Government bond yields
Eoin Treacy's view There has been a great deal of discussion about the possibility of a bond bubble
or otherwise in Fullermoney over the last few months. Today, I would like to
set aside the secular bull/bubble argument and concentrate on the yield charts
for a number of sovereigns which are presently at interesting levels.
US 10-year Treasury yields lost downward momentum from earlier this year and hit a medium-term low near 1.35% in July. The yield has since ranged in a relatively gradual reversion towards its mean and a sustained move below 1.53% would be required to question current scope for continued higher to lateral ranging. A move above 2%, held for more than a week or two, would be required to question the medium-term downtrend. The Canadian 10-year has a relatively similar pattern.
German 10-year Bund yields also hit a medium-term low in July and rallied to test the 200-day MA. It has since held a progression of lower rally highs and a sustained move above 1.47% will be required to check potential for additional lower to lateral ranging.
UK Gilt yields also hit a medium-term low from July and have been ranging mostly below the 200-day MA since September. A sustained move above 2% would break the progression of lower rally highs and signal a return to more than temporary supply dominance.

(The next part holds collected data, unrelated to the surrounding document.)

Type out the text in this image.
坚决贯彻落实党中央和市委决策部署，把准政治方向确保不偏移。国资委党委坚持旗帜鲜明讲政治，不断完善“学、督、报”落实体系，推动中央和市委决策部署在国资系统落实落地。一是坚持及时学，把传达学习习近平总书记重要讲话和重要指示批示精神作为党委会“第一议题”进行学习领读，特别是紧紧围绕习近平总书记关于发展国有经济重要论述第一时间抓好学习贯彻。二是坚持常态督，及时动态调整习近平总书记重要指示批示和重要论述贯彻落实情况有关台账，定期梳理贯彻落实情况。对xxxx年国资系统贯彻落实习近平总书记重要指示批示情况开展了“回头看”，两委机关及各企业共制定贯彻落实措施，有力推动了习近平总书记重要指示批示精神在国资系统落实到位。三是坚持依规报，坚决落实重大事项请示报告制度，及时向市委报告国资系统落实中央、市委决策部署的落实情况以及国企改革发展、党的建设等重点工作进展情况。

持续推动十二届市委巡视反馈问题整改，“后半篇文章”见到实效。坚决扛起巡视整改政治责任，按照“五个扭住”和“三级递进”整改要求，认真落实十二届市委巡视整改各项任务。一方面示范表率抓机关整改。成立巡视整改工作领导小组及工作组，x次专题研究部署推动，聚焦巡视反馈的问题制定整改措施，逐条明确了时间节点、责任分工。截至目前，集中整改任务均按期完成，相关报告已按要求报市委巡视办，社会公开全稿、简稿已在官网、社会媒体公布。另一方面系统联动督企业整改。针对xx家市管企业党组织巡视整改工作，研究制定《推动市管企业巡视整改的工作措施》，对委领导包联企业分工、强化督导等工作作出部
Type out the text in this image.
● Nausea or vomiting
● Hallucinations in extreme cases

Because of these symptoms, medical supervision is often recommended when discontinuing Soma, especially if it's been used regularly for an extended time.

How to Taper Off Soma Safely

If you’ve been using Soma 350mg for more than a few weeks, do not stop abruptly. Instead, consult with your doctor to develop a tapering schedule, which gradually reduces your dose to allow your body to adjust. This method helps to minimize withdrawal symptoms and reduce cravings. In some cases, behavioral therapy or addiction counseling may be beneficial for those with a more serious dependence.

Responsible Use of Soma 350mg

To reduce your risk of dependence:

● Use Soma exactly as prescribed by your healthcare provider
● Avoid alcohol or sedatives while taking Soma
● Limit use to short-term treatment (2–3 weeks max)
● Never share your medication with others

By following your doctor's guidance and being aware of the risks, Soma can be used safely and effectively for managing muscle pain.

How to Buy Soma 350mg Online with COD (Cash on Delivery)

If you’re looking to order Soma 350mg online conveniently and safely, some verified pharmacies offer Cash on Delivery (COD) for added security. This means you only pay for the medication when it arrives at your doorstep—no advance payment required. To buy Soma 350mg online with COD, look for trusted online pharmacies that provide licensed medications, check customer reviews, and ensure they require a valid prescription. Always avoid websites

The Japanese 10-year yield posted a new low earlier this month and appears to be in the process of rallying to unwind its overextension relative to the 200-day MA. However, a sustained move above 0.82% will be required to question the consistency of the medium-term downtrend.
Swiss 10-year yields completed an emphatic upside weekly key reversal on Friday. Additional follow through this week would challenge the 200-day MA. A sustained move above 0.66% would be required to break the progression of lower rally highs and the consistency of the 18-month downtrend.
Australian 10-year yields have held a progression of higher reaction lows since June and rallied last week to push above the 200-day MA for the first time since March. A clear downward dynamic would be required to check current scope for further upside.
From the above charts Australian and Swiss yields look most likely to move higher, UK yields, in the absence of a clear downward dynamic, also look likely to advance over the medium term.